Children’s commissioner calls for a clamp down on loot boxes
It has been my personal experience that the fastest way to end a conversation with a Valve employee is raise the words Loot Boxes, Reseller Sites and API in the same sentence. Anne Longfield, the children’s commissioner for England has called for tighter legislation to protect kids from excessive in-game spending. She wants ministers to amend current laws so that loot boxes are classified as gambling. It’s easy to see why lawmakers come to this conclusion– if its supplied at odds i.e. a loot crate or surprise mechanic, that guarantees the user an item that may or may not be rare or common ( that’s odds) and there is a way to turn the said item into a usable currency then it’s extremely close to a closed loop gambling system.

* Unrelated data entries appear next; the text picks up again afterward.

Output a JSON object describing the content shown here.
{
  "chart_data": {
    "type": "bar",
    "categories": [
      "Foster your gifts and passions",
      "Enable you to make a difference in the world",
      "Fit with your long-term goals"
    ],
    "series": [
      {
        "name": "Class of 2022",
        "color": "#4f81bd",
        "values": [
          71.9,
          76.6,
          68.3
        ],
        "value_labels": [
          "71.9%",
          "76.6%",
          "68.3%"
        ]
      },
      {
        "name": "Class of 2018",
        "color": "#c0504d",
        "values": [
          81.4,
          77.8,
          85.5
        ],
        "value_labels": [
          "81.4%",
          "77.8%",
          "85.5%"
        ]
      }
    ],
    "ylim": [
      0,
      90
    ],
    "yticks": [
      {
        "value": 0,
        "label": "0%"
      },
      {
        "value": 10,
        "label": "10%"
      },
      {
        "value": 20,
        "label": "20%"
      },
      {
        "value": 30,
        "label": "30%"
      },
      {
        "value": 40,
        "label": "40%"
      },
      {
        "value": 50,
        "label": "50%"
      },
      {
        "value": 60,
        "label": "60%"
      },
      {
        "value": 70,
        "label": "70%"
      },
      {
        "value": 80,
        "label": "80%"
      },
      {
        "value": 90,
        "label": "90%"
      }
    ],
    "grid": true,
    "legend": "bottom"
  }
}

Most operators don’t allow for the exchange of the item for a cash payout, but many third-party services have found ways around this. Operators of loot crate run sites can’t hold their hands up and say that not our fault and so we have no liability due to the fact we don’t allow the trade of items for cash outside the game environment, because in many ways the core technology of the game environment allows for the transfer of the item that is then exchanged for real world currency.
Claiming that we don’t close the circle therefore we can continue unregulated and unhindered is a rather thin ice position, and it’s no surprise that the question of liability and regulation is not going away any time soon.